BAdd: Bias Mitigation through Bias Addition
Ioannis Sarridis, Christos Koutlis, Symeon Papadopoulos, Christos Diou
TL;DR
BAdd addressing bias in CV data introduces bias-capturing features into the model backbone to decouple learning from protected attributes. By adding the bias representation to the penultimate layer during training and then fine-tuning with only the original features, BAdd yields fairer representations and avoids loss spikes that plague vanilla training. Across seven benchmarks, including single- and multi-attribute biases, BAdd consistently outperforms state-of-the-art methods, achieving notable gains such as +27.5% on FB-Biased-MNIST and +5.5% on CelebA, while remaining architecture-agnostic. This approach offers a practical, scalable path to robust bias mitigation in real-world CV datasets, with the main limitation being the need for protected-attribute labels during training.
Abstract
Computer vision (CV) datasets often exhibit biases that are perpetuated by deep learning models. While recent efforts aim to mitigate these biases and foster fair representations, they fail in complex real-world scenarios. In particular, existing methods excel in controlled experiments involving benchmarks with single-attribute injected biases, but struggle with multi-attribute biases being present in well-established CV datasets.
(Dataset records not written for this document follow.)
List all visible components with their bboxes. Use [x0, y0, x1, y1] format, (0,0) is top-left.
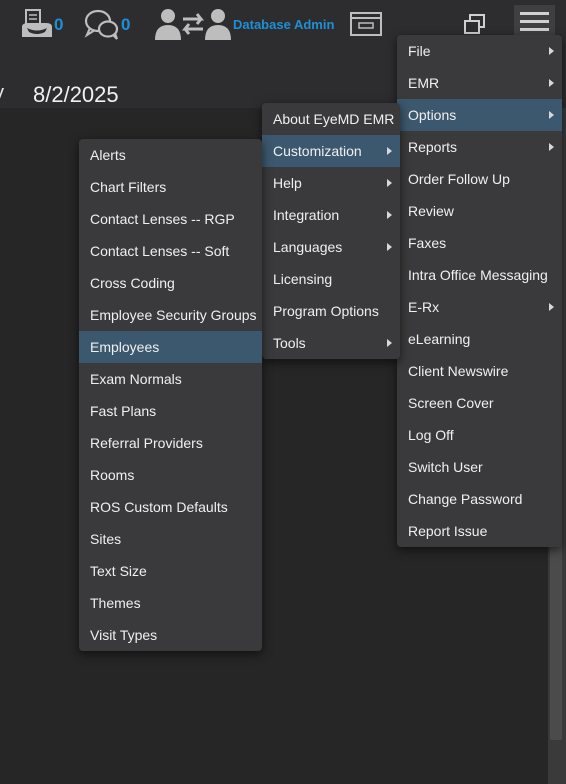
menu-item-alerts[interactable]: Alerts — [79, 139, 262, 171]
fax-count-badge: 0 — [54, 15, 64, 34]
menu-item-tools[interactable]: Tools — [262, 327, 400, 359]
chevron-right-icon — [549, 143, 554, 151]
menu-item-fast-plans[interactable]: Fast Plans — [79, 395, 262, 427]
chevron-right-icon — [387, 147, 392, 155]
menu-item-change-password[interactable]: Change Password — [397, 483, 562, 515]
menu-item-faxes[interactable]: Faxes — [397, 227, 562, 259]
menu-item-customization[interactable]: Customization — [262, 135, 400, 167]
menu-item-contact-lenses-soft[interactable]: Contact Lenses -- Soft — [79, 235, 262, 267]
main-menu: File EMR Options Reports Order Follow Up… — [397, 35, 562, 547]
menu-item-switch-user[interactable]: Switch User — [397, 451, 562, 483]
message-count-badge: 0 — [121, 15, 131, 34]
date-prefix-fragment: y — [0, 82, 4, 105]
menu-item-cross-coding[interactable]: Cross Coding — [79, 267, 262, 299]
fax-icon[interactable] — [20, 9, 54, 39]
menu-item-help[interactable]: Help — [262, 167, 400, 199]
chevron-right-icon — [549, 47, 554, 55]
menu-item-about[interactable]: About EyeMD EMR — [262, 103, 400, 135]
menu-item-employees[interactable]: Employees — [79, 331, 262, 363]
menu-item-themes[interactable]: Themes — [79, 587, 262, 619]
menu-item-visit-types[interactable]: Visit Types — [79, 619, 262, 651]
menu-item-employee-security-groups[interactable]: Employee Security Groups — [79, 299, 262, 331]
menu-item-log-off[interactable]: Log Off — [397, 419, 562, 451]
minimize-icon[interactable] — [419, 30, 433, 42]
menu-item-reports[interactable]: Reports — [397, 131, 562, 163]
chevron-right-icon — [549, 79, 554, 87]
options-submenu: About EyeMD EMR Customization Help Integ… — [262, 103, 400, 359]
restore-icon[interactable] — [464, 14, 486, 36]
menu-item-intra-office-messaging[interactable]: Intra Office Messaging — [397, 259, 562, 291]
chevron-right-icon — [387, 211, 392, 219]
menu-item-referral-providers[interactable]: Referral Providers — [79, 427, 262, 459]
hamburger-menu-icon[interactable] — [514, 5, 555, 38]
menu-item-sites[interactable]: Sites — [79, 523, 262, 555]
customization-submenu: Alerts Chart Filters Contact Lenses -- R… — [79, 139, 262, 651]
menu-item-report-issue[interactable]: Report Issue — [397, 515, 562, 547]
screen-cover-icon[interactable] — [350, 12, 382, 36]
menu-item-emr[interactable]: EMR — [397, 67, 562, 99]
menu-item-rooms[interactable]: Rooms — [79, 459, 262, 491]
menu-item-order-follow-up[interactable]: Order Follow Up — [397, 163, 562, 195]
menu-item-options[interactable]: Options — [397, 99, 562, 131]
chevron-right-icon — [387, 243, 392, 251]
menu-item-review[interactable]: Review — [397, 195, 562, 227]
menu-item-program-options[interactable]: Program Options — [262, 295, 400, 327]
scrollbar-thumb[interactable] — [550, 540, 562, 740]
menu-item-chart-filters[interactable]: Chart Filters — [79, 171, 262, 203]
menu-item-contact-lenses-rgp[interactable]: Contact Lenses -- RGP — [79, 203, 262, 235]
menu-item-text-size[interactable]: Text Size — [79, 555, 262, 587]
chat-bubbles-icon[interactable] — [84, 8, 122, 40]
chevron-right-icon — [387, 339, 392, 347]
menu-item-exam-normals[interactable]: Exam Normals — [79, 363, 262, 395]
menu-item-integration[interactable]: Integration — [262, 199, 400, 231]
menu-item-screen-cover[interactable]: Screen Cover — [397, 387, 562, 419]
menu-item-licensing[interactable]: Licensing — [262, 263, 400, 295]
menu-item-languages[interactable]: Languages — [262, 231, 400, 263]
menu-item-ros-custom-defaults[interactable]: ROS Custom Defaults — [79, 491, 262, 523]
current-date: 8/2/2025 — [33, 82, 119, 107]
menu-item-elearning[interactable]: eLearning — [397, 323, 562, 355]
chevron-right-icon — [387, 179, 392, 187]
chevron-right-icon — [549, 111, 554, 119]
current-user-label[interactable]: Database Admin — [233, 17, 334, 32]
switch-user-icon[interactable] — [155, 7, 231, 41]
menu-item-client-newswire[interactable]: Client Newswire — [397, 355, 562, 387]
chevron-right-icon — [549, 303, 554, 311]
menu-item-e-rx[interactable]: E-Rx — [397, 291, 562, 323]
menu-item-file[interactable]: File — [397, 35, 562, 67]
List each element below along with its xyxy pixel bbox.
Here, we introduce BAdd, a simple yet effective method that allows for learning fair representations invariant to the attributes introducing bias by incorporating features representing these attributes into the backbone. BAdd is evaluated on seven benchmarks and exhibits competitive performance, surpassing state-of-the-art methods on both single- and multi-attribute benchmarks. Notably, BAdd achieves +27.5% and +5.5% absolute accuracy improvements on the challenging multi-attribute benchmarks, FB-Biased-MNIST and CelebA, respectively.